By the time they’d been interrupted by the sound of patients entering the surgery below and she pulled away, the damage had been done. He’d looked at her like she’d ripped his heart straight from his chest, before finding a smile and laughing awkwardly. They’d apologized to each other, he had spent fifteen minutes with his patient, and then he’d walked her home, the both of them careful not to touch. Augustine had told Mr. Cunningham his decision, she had affirmed it, and he had left to fetch the undertakers for Mr. Renton.
It had been the last sobering reminder she needed. Her growing attraction and their increasing intimacy still frightened her, felt uncertain and fragile. And unnecessary. They might have spoken of temporary madness, but not of changing the terms of their marriage.
And Augustine seemed to agree; they hadn’t been alone together since.

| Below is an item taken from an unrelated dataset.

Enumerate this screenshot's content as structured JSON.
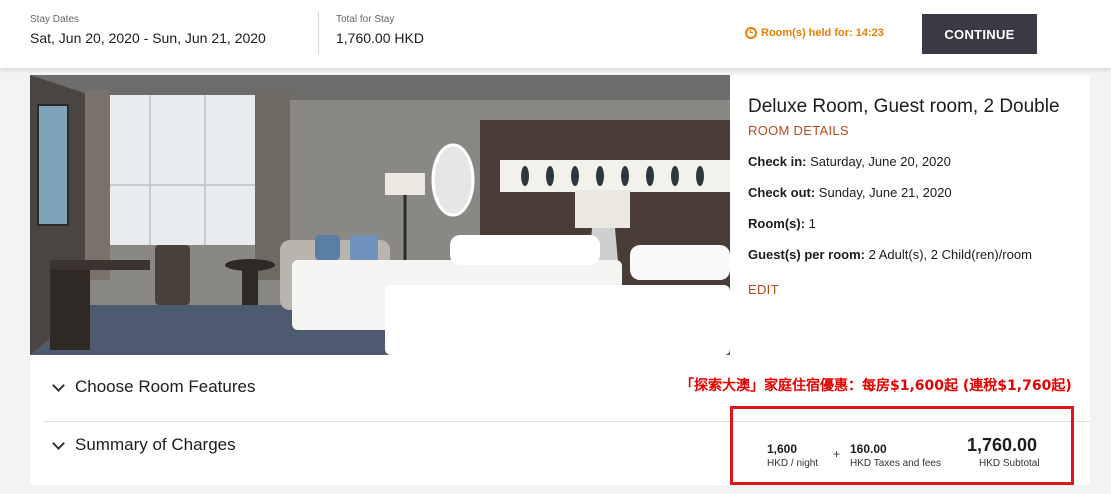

She had spent the rest of the week setting up an account book for him and going through two months of patient records to start filling out who had received what treatment, and she had done as much of the work at home as was possible. She had come round only when he had several patients to see in the surgery, and he had insisted on her sitting in to observe. He’d kept a respectful distance, and there had been no more … indiscretions.
But she hadn’t been able to keep her eyes off him. She’d watched how gentle he was with his patients, how firm when it was needed and how solicitous when compassion was called for instead. A few mornings, he’d arrived looking like he hadn’t slept at all, though she knew from his notes that there hadn’t been any house calls during the night. She hoped only that he had not been kept up by thoughts of her.